I've never heard about this model. But the correct voltage gain equation look like this.

Av = (Rc*β)/( re *(β+1)) ≈ Rc/re

And re is a small signal internal emitter resistance.

re = dVbe/dIe = Vt/Ie ≈ Vt/Ic ≈ 1/gm

Where
Vt is a thermal voltage equal 26mV at room temperature
http://en.wikipedia.org/wiki/Boltzmann_constant#Role_in_semiconductor_physics:_the_thermal_voltage

 

Okay thanks a lot. You have used the Base model nah?
So if I set the operating point to Vcc = 10V and Ic = 10 mA
Can I get the value for Re from below equation straight away which will also satisfy the goal of a voltage gain of 50?

By applying KVL to the output loop,

Vcc = IcRc + Vce + IeRe

To set the Q point to the middle
Vce ≈ Vcc/2

Ic ≈ Ie

Re = (5 - IcRc)/Ic

 

For such a small voltage gain you shoudl remove CE capacitor and then
Av = Rc/(RE + re). It's not good idea to have low gain amplifier with CE capacitor.

 

Note that any load resistance will be effectively in parallel with Rc so it will reduce the gain. So calculate the AC gain of 50 to be (Rc//Rl)/(RE unbyp + Re).
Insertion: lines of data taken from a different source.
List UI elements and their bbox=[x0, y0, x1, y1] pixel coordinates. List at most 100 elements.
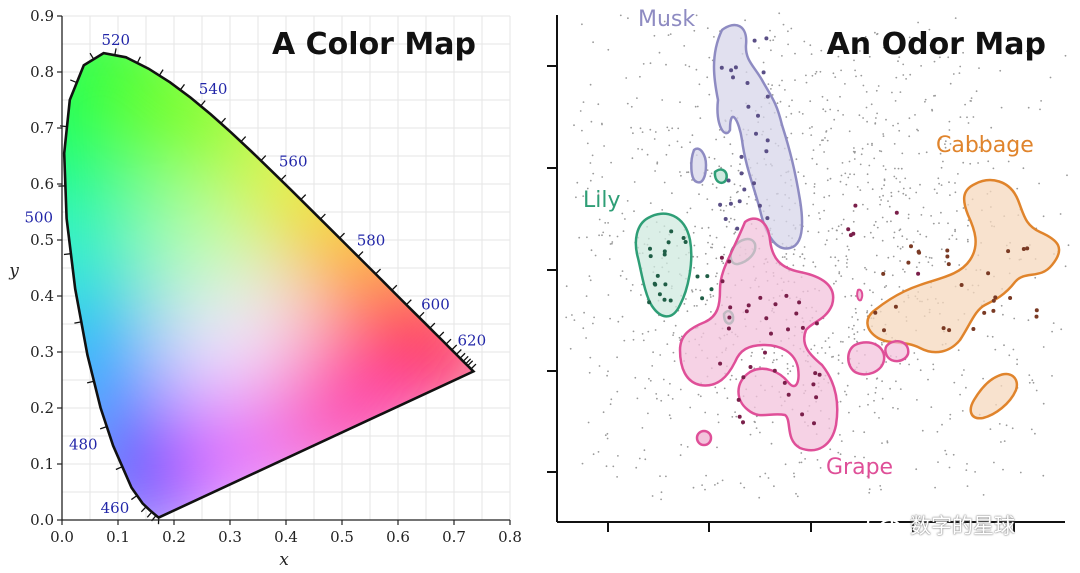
odor-point bbox=[770, 88, 772, 90]
odor-point bbox=[800, 461, 803, 464]
odor-point bbox=[1035, 389, 1038, 392]
cluster-point bbox=[916, 249, 921, 254]
odor-point bbox=[826, 167, 829, 170]
odor-point bbox=[1030, 428, 1033, 431]
y-tick-label: 0.8 bbox=[30, 63, 54, 81]
odor-point bbox=[835, 280, 837, 283]
odor-point bbox=[705, 474, 707, 477]
odor-point bbox=[683, 45, 686, 47]
odor-point bbox=[949, 418, 951, 420]
odor-point bbox=[813, 344, 816, 347]
odor-point bbox=[897, 167, 900, 170]
cluster-point bbox=[773, 302, 778, 307]
odor-point bbox=[639, 75, 641, 78]
odor-point bbox=[829, 448, 832, 451]
odor-point bbox=[749, 433, 752, 436]
odor-point bbox=[886, 220, 888, 223]
odor-point bbox=[668, 414, 671, 417]
odor-point bbox=[915, 191, 918, 194]
cluster-point bbox=[695, 274, 700, 279]
odor-point bbox=[833, 118, 836, 121]
odor-point bbox=[987, 160, 990, 163]
odor-point bbox=[725, 225, 728, 228]
odor-point bbox=[714, 386, 717, 389]
odor-point bbox=[871, 188, 874, 191]
odor-point bbox=[856, 331, 859, 333]
odor-point bbox=[932, 222, 935, 225]
odor-point bbox=[905, 78, 907, 80]
odor-point bbox=[565, 285, 568, 288]
odor-point bbox=[904, 177, 907, 180]
odor-point bbox=[989, 428, 992, 430]
odor-point bbox=[579, 110, 582, 112]
odor-point bbox=[771, 421, 774, 424]
odor-point bbox=[717, 413, 719, 416]
odor-point bbox=[921, 429, 924, 432]
odor-point bbox=[604, 434, 607, 437]
cluster-grape bbox=[678, 217, 910, 452]
odor-point bbox=[924, 98, 927, 101]
odor-point bbox=[934, 486, 936, 489]
odor-point bbox=[1067, 244, 1070, 247]
odor-point bbox=[841, 162, 844, 164]
odor-point bbox=[597, 451, 600, 453]
odor-point bbox=[632, 132, 634, 135]
odor-point bbox=[825, 131, 827, 133]
cluster-point bbox=[727, 315, 732, 320]
odor-point bbox=[868, 55, 871, 58]
odor-point bbox=[901, 235, 904, 238]
odor-point bbox=[927, 261, 930, 263]
odor-point bbox=[719, 209, 722, 212]
odor-point bbox=[808, 214, 810, 217]
odor-point bbox=[833, 282, 835, 285]
odor-point bbox=[982, 494, 985, 496]
odor-point bbox=[814, 72, 817, 75]
odor-point bbox=[787, 372, 789, 375]
odor-point bbox=[1028, 381, 1031, 384]
odor-point bbox=[933, 60, 936, 63]
odor-point bbox=[919, 369, 922, 372]
odor-point bbox=[723, 246, 726, 249]
odor-point bbox=[586, 142, 589, 145]
odor-point bbox=[585, 295, 588, 297]
odor-point bbox=[869, 289, 871, 291]
odor-point bbox=[706, 169, 709, 172]
odor-point bbox=[840, 69, 842, 72]
odor-point bbox=[826, 179, 829, 182]
odor-point bbox=[762, 61, 765, 64]
odor-point bbox=[686, 171, 688, 174]
odor-point bbox=[731, 152, 734, 155]
odor-point bbox=[641, 427, 644, 429]
odor-point bbox=[835, 238, 838, 241]
odor-point bbox=[667, 394, 670, 397]
odor-point bbox=[784, 89, 786, 91]
odor-point bbox=[858, 114, 861, 117]
odor-point bbox=[714, 484, 716, 486]
odor-point bbox=[812, 203, 815, 206]
odor-point bbox=[1011, 139, 1014, 141]
odor-point bbox=[696, 305, 698, 307]
odor-point bbox=[715, 186, 718, 189]
odor-point bbox=[598, 365, 601, 367]
odor-point bbox=[860, 153, 863, 156]
odor-point bbox=[790, 27, 793, 30]
odor-point bbox=[1031, 48, 1034, 51]
odor-point bbox=[1059, 213, 1062, 215]
cluster-point bbox=[1034, 308, 1039, 313]
odor-point bbox=[804, 182, 807, 185]
odor-point bbox=[746, 202, 748, 205]
odor-point bbox=[680, 443, 683, 446]
odor-point bbox=[933, 188, 936, 191]
odor-point bbox=[696, 105, 699, 108]
odor-point bbox=[715, 138, 717, 141]
odor-point bbox=[661, 99, 664, 101]
y-tick-label: 0.5 bbox=[30, 231, 54, 249]
odor-point bbox=[582, 327, 585, 330]
odor-point bbox=[824, 137, 826, 139]
odor-point bbox=[1000, 441, 1002, 443]
odor-point bbox=[639, 127, 642, 130]
odor-point bbox=[722, 262, 725, 265]
odor-point bbox=[783, 256, 786, 258]
wavelength-label: 480 bbox=[69, 436, 98, 454]
odor-point bbox=[900, 167, 903, 170]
I think for a voltage gain as high as 50 then you need two emitter resistors in series. One is bypassed for DC stability and the other in series the the internal emitter resistance to set the AC voltage gain.

 

Then how to find R1 & R2???

 

Then how to find R1 & R2???

1) Allow the total of the two series emitter resistors to be 1/10th the resistance of the collector resistor.
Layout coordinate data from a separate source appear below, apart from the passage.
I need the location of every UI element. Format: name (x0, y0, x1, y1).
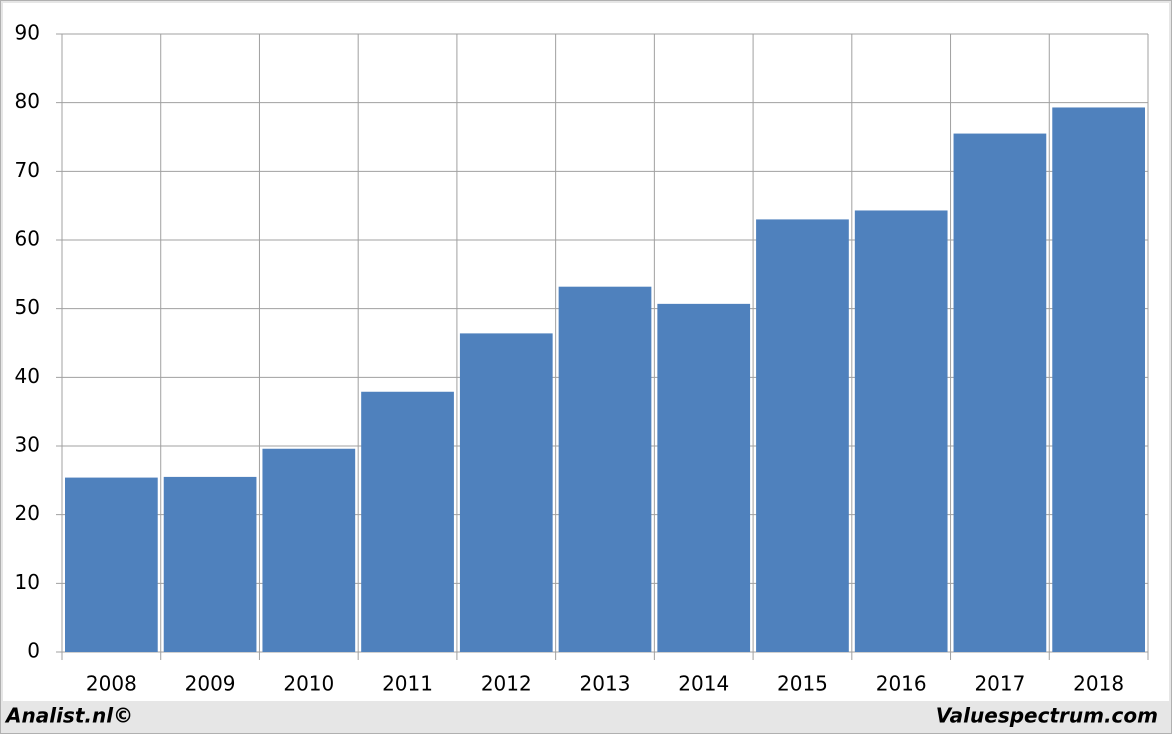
bar (262, 448, 356, 652)
y-tick-label: 0 (27, 639, 40, 663)
y-tick-label: 30 (15, 433, 40, 457)
bar (756, 219, 849, 652)
y-tick-label: 90 (15, 21, 40, 45)
y-tick-label: 80 (15, 89, 40, 113)
x-tick-label: 2012 (481, 672, 532, 696)
x-tick-label: 2010 (283, 672, 334, 696)
bar (163, 476, 257, 652)
x-tick-label: 2013 (580, 672, 631, 696)
y-tick-label: 40 (15, 364, 40, 388)
source-right: Valuespectrum.com (936, 704, 1158, 728)
source-left: Analist.nl© (4, 704, 133, 728)
x-tick-label: 2011 (382, 672, 433, 696)
y-tick-label: 70 (15, 158, 40, 182)
y-tick-label: 20 (15, 501, 40, 525)
x-tick-label: 2008 (86, 672, 137, 696)
bar (361, 391, 454, 652)
y-tick-label: 10 (15, 570, 40, 594)
x-tick-label: 2018 (1073, 672, 1124, 696)
bar (65, 477, 158, 652)
bar (953, 133, 1047, 653)
y-tick-label: 60 (15, 227, 40, 251)
y-tick-label: 50 (15, 295, 40, 319)
bar (657, 303, 751, 652)
bar (459, 333, 553, 652)
bar (558, 286, 652, 652)
bar (854, 210, 948, 652)
x-tick-label: 2015 (777, 672, 828, 696)
x-tick-label: 2016 (876, 672, 927, 696)
x-tick-label: 2014 (678, 672, 729, 696)
x-tick-label: 2017 (974, 672, 1025, 696)
x-tick-label: 2009 (185, 672, 236, 696)
bar (1052, 107, 1145, 653)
2) The current in the emitter resistors is almost the same as the current in the collector resistor so use Ohm's Law to calculate the emitter voltage at the quiescent current.

3) Look at the datasheet of the transistor to see what its base-emitter voltage is at the quiescent current and add it to the emitter voltage to see the required base voltage.

4) Look at the typical hFE of the transistor on its datasheet at the quiescent current and calculate the typical base current.

5) Calculate the R1 and R2 voltage divider so that its current is 10 times the base current and makes the required base voltage.

 

It would probably take about five minutes to breadboard this thing in the lab on a proto board using a 2N2222 transistor and a box of resistors. We had a similar assignment when I was a senior back in 1978. That's how we did it, but we didn't have the "advantage" of computers......

We had to use a signal generator and an oscilloscope.